May 16 Monday – At the Hotel Metropole in Vienna, Austria, Sam wrote to Mollie Clemens.
The “boy-picture holding the printers’ stick”—I remember it well. It was a daguerrotype. I destroyed it in Pamela’s house in St Louis in the spring of 1861 [Note: Sam did not destroy all copies of the picture, which the MTP puts a Nov. 29, 1850 date on and the photographer as G.H. Jones]

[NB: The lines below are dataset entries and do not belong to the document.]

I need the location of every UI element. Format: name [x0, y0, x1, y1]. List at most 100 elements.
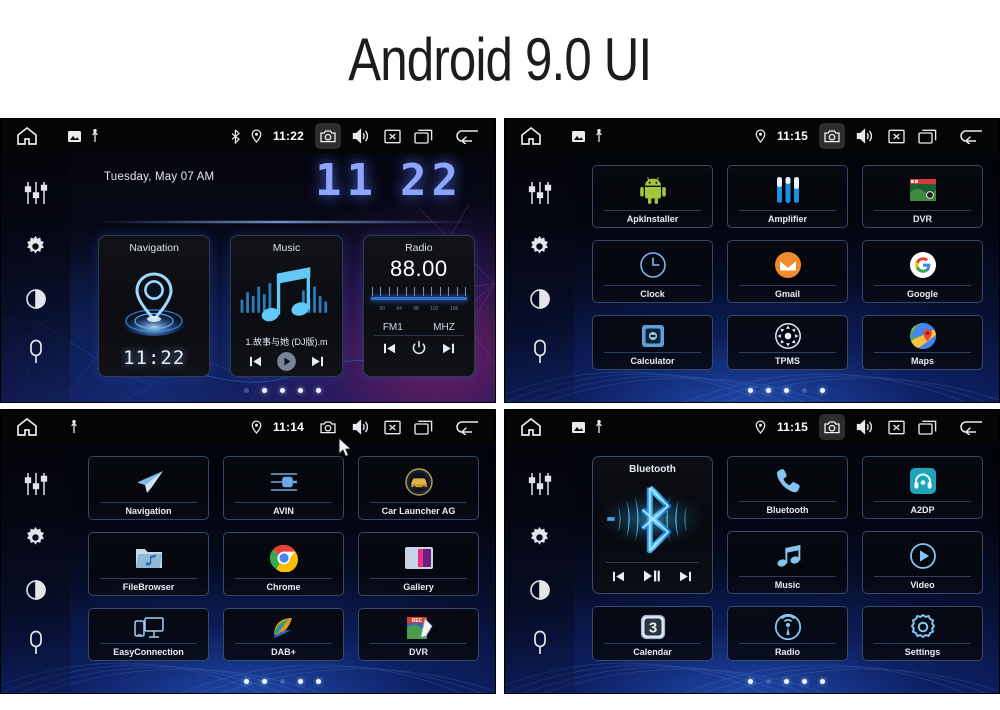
recents-icon[interactable] — [916, 416, 938, 438]
bluetooth-player-widget[interactable]: Bluetooth — [592, 456, 713, 594]
home-icon[interactable] — [13, 124, 41, 148]
app-tile-filebrowser[interactable]: FileBrowser — [88, 532, 209, 596]
page-dot[interactable] — [802, 388, 807, 393]
navigation-widget[interactable]: Navigation 11:22 — [98, 235, 211, 377]
recents-icon[interactable] — [412, 416, 434, 438]
power-button[interactable] — [411, 340, 427, 356]
microphone-icon[interactable] — [21, 337, 51, 367]
prev-track-button[interactable] — [249, 356, 261, 367]
app-tile-clock[interactable]: Clock — [592, 240, 713, 303]
app-tile-gmail[interactable]: Gmail — [727, 240, 848, 303]
camera-icon[interactable] — [819, 123, 845, 149]
play-button[interactable] — [277, 352, 296, 371]
app-tile-navigation[interactable]: Navigation — [88, 456, 209, 520]
close-box-icon[interactable] — [885, 416, 907, 438]
music-widget[interactable]: Music 1.故事与她 (DJ版).m — [230, 235, 343, 377]
home-icon[interactable] — [517, 124, 545, 148]
play-pause-button[interactable] — [644, 569, 661, 587]
seek-up-button[interactable] — [442, 343, 454, 354]
page-indicator-apps-2[interactable] — [70, 679, 495, 684]
next-track-button[interactable] — [311, 356, 323, 367]
app-tile-settings[interactable]: Settings — [862, 606, 983, 661]
gear-icon[interactable] — [21, 522, 51, 552]
app-tile-dab-plus[interactable]: DAB+ — [223, 608, 344, 661]
microphone-icon[interactable] — [21, 628, 51, 658]
close-box-icon[interactable] — [381, 125, 403, 147]
app-tile-dvr[interactable]: DVR — [862, 165, 983, 228]
app-tile-video[interactable]: Video — [862, 531, 983, 594]
page-indicator-home[interactable] — [70, 388, 495, 393]
app-tile-bluetooth[interactable]: Bluetooth — [727, 456, 848, 519]
close-box-icon[interactable] — [885, 125, 907, 147]
radio-widget[interactable]: Radio 88.00 90 94 98 102 106 FM1 MHZ — [362, 235, 475, 377]
app-tile-dvr[interactable]: REC DVR — [358, 608, 479, 661]
brightness-icon[interactable] — [21, 284, 51, 314]
page-dot[interactable] — [766, 388, 771, 393]
back-arrow-icon[interactable] — [453, 125, 481, 147]
app-tile-avin[interactable]: AVIN — [223, 456, 344, 520]
microphone-icon[interactable] — [525, 628, 555, 658]
volume-icon[interactable] — [854, 416, 876, 438]
gear-icon[interactable] — [525, 231, 555, 261]
back-arrow-icon[interactable] — [957, 416, 985, 438]
page-dot[interactable] — [820, 388, 825, 393]
equalizer-icon[interactable] — [21, 469, 51, 499]
app-tile-maps[interactable]: Maps — [862, 315, 983, 370]
volume-icon[interactable] — [350, 416, 372, 438]
page-dot[interactable] — [820, 679, 825, 684]
page-dot[interactable] — [298, 388, 303, 393]
page-dot[interactable] — [748, 388, 753, 393]
radio-tuner-scale[interactable]: 90 94 98 102 106 — [368, 285, 470, 319]
app-tile-music[interactable]: Music — [727, 531, 848, 594]
page-dot[interactable] — [262, 679, 267, 684]
app-tile-calendar[interactable]: 3 Calendar — [592, 606, 713, 661]
app-tile-a2dp[interactable]: A2DP — [862, 456, 983, 519]
app-tile-amplifier[interactable]: Amplifier — [727, 165, 848, 228]
page-indicator-bluetooth[interactable] — [574, 679, 999, 684]
page-dot[interactable] — [802, 679, 807, 684]
page-dot[interactable] — [748, 679, 753, 684]
recents-icon[interactable] — [916, 125, 938, 147]
close-box-icon[interactable] — [381, 416, 403, 438]
app-tile-radio[interactable]: Radio — [727, 606, 848, 661]
back-arrow-icon[interactable] — [453, 416, 481, 438]
gear-icon[interactable] — [525, 522, 555, 552]
volume-icon[interactable] — [854, 125, 876, 147]
brightness-icon[interactable] — [525, 575, 555, 605]
app-tile-tpms[interactable]: TPMS — [727, 315, 848, 370]
brightness-icon[interactable] — [525, 284, 555, 314]
gear-icon[interactable] — [21, 231, 51, 261]
home-icon[interactable] — [517, 415, 545, 439]
page-dot[interactable] — [262, 388, 267, 393]
page-dot[interactable] — [766, 679, 771, 684]
page-dot[interactable] — [244, 388, 249, 393]
camera-icon[interactable] — [315, 414, 341, 440]
microphone-icon[interactable] — [525, 337, 555, 367]
volume-icon[interactable] — [350, 125, 372, 147]
page-dot[interactable] — [244, 679, 249, 684]
back-arrow-icon[interactable] — [957, 125, 985, 147]
page-dot[interactable] — [280, 679, 285, 684]
equalizer-icon[interactable] — [525, 469, 555, 499]
app-tile-apkinstaller[interactable]: ApkInstaller — [592, 165, 713, 228]
equalizer-icon[interactable] — [525, 178, 555, 208]
camera-icon[interactable] — [315, 123, 341, 149]
camera-icon[interactable] — [819, 414, 845, 440]
app-tile-google[interactable]: Google — [862, 240, 983, 303]
page-indicator-apps-1[interactable] — [574, 388, 999, 393]
page-dot[interactable] — [784, 388, 789, 393]
prev-track-button[interactable] — [613, 569, 625, 587]
page-dot[interactable] — [298, 679, 303, 684]
app-tile-calculator[interactable]: Calculator — [592, 315, 713, 370]
app-tile-easyconnection[interactable]: EasyConnection — [88, 608, 209, 661]
recents-icon[interactable] — [412, 125, 434, 147]
page-dot[interactable] — [784, 679, 789, 684]
next-track-button[interactable] — [680, 569, 692, 587]
app-tile-car-launcher-ag[interactable]: Car Launcher AG — [358, 456, 479, 520]
home-icon[interactable] — [13, 415, 41, 439]
page-dot[interactable] — [280, 388, 285, 393]
page-dot[interactable] — [316, 679, 321, 684]
seek-down-button[interactable] — [383, 343, 395, 354]
equalizer-icon[interactable] — [21, 178, 51, 208]
page-dot[interactable] — [316, 388, 321, 393]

The Clemens family was “in a turmoil of trunk-packing” to go to Kaltenleutgeben (on May 20), where they had rented a “furnished house at economical cost for the summer.” Sam then related that the French and Germans were in sympathy with Spain in the impending war (declared by Spain on May 25), but that it didn’t affect them because their “Austrian friends & acquaintances discuss the war…in a self-possessed and rational way…without harmful results.” Sam wrote he hadn’t discovered “the least change” in the atmosphere, which had always been friendly [MTP]. Note: this is clearly a reply to a letter from Mollie (not extant), likely written earlier in the month.
Sam also sent a postcard bearing his photo and aphorism to an unidentified person: “It is best to tell the truth when we cannot think of anything better. Truly Yours / Mark Twain / May 19/98” [MTP].